On Monday we ran a feature article on the failure of the Justice System in letting a habitual criminal out with a 4 month sentence after violating his conditions of release and reportedly pointing a handgun at two people in Mayerthorpe. You can read the full article here. ( a new page will open )
Fresh out of prison, Derrick Phazar Whitford, is now the primary suspect in the death of 18 year old O’Chiese First Nation man Travis Strawberry. The young man was found deceased in a wooded area in Clear Water County in November of last year. A charge of 2nd degree murder was laid on Whitford who has been on the run from the police.
RCMP announced via a late press release Friday afternoon that they have Whitford now in custody. Details on how or where he was arrested were not provided in the brief notice.
A Little to Late for the Justice System to Make Things Right…

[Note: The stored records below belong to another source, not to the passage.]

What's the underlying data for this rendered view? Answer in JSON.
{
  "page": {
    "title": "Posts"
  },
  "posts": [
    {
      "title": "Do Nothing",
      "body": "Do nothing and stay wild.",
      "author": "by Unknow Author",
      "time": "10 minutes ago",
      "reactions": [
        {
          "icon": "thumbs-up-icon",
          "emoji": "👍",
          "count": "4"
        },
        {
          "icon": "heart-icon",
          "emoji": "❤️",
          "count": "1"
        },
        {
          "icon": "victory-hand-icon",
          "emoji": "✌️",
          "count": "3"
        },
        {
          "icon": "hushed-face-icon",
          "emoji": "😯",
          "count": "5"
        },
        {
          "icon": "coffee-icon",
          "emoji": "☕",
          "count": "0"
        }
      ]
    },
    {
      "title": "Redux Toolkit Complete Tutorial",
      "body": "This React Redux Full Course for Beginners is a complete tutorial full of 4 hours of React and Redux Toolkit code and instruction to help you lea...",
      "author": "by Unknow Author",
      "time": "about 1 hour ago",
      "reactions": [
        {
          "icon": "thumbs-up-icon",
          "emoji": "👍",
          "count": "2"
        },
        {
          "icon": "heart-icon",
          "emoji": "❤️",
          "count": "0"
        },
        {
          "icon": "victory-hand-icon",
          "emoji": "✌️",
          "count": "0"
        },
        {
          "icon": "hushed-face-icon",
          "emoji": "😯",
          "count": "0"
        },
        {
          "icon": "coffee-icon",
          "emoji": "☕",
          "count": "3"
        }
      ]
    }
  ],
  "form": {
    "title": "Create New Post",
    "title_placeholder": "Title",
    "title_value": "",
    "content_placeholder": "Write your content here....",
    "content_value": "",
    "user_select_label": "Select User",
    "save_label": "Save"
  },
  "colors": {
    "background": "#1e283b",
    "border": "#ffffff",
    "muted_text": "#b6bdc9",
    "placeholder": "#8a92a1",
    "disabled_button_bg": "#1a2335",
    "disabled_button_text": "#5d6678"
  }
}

With Whitford now safely behind bars, questions still remain why he was back on the community after a long series of violent crimes that included gun charges, armed robbery, assault and a clear lack of remorse or respect for the law. The failure of the Judge Justice Jeffrey B. Champion and Crown counsel Alicia Wendel to adequately protect the public with their minimal sentence for Whitford indirectly resulted in the death of the 18 year First Nation’s man just 4 months later. If Whitford had been sentenced with any type of logic last summer – Travis Strawberry would still be alive and his family on the O’Chiese First Nation would not be mourning the death of their family member.
“There must be deterrence and denunciation,” Crown counsel Wendel stated during the trial, which was presided over by Justice Jeffrey B. Champion.
Whitford is now facing a minimum sentence of 10 years before being eligible for parole if found guilty of his second degree murder charge – and up to 25 years depending on the outcome of his trial. At age 27, Whitford will be in his 40’s and potentially 50’s before he stands a chance of be a free man again.
One could argue that the ridiculous sentence handed down last summer in a Mayerthorpe courtroom destroyed two young men’s lives. Travis Strawberry is dead – and Whitford will come out of prison even more hardened and likely a greater potential danger to society then he was the day he stood in the that Mayerthorpe court room where justice was not served for anyone.
At the time, Whitford’s defense attorney Robert Kassian argued his client deserved leniency due to his addiction problems and that his grand parents were survivors of the residential school system. One can’t but help but wonder about the family of the young O’Chiese First Nation band member Travis Strawberry and if they would accept that argument. The Justice system is as much at fault in all of this as Whitford is. That judge last summer needed to protect Strawberry as much as he needed to protect Whitford from himself.
In attempting to go easy on Whitford – a criminal with a long history of violence and gun charges – the vicious cycle of violence destroyed the life of a young man and is perpetuated in our broken justice system. Fixing society begins at home and our provincial leaders need to hold the legal system accountable for its mistakes. Enough of appeasing the Americans on border security and worrying about plastic straws – let’s begin with fixing our own systems.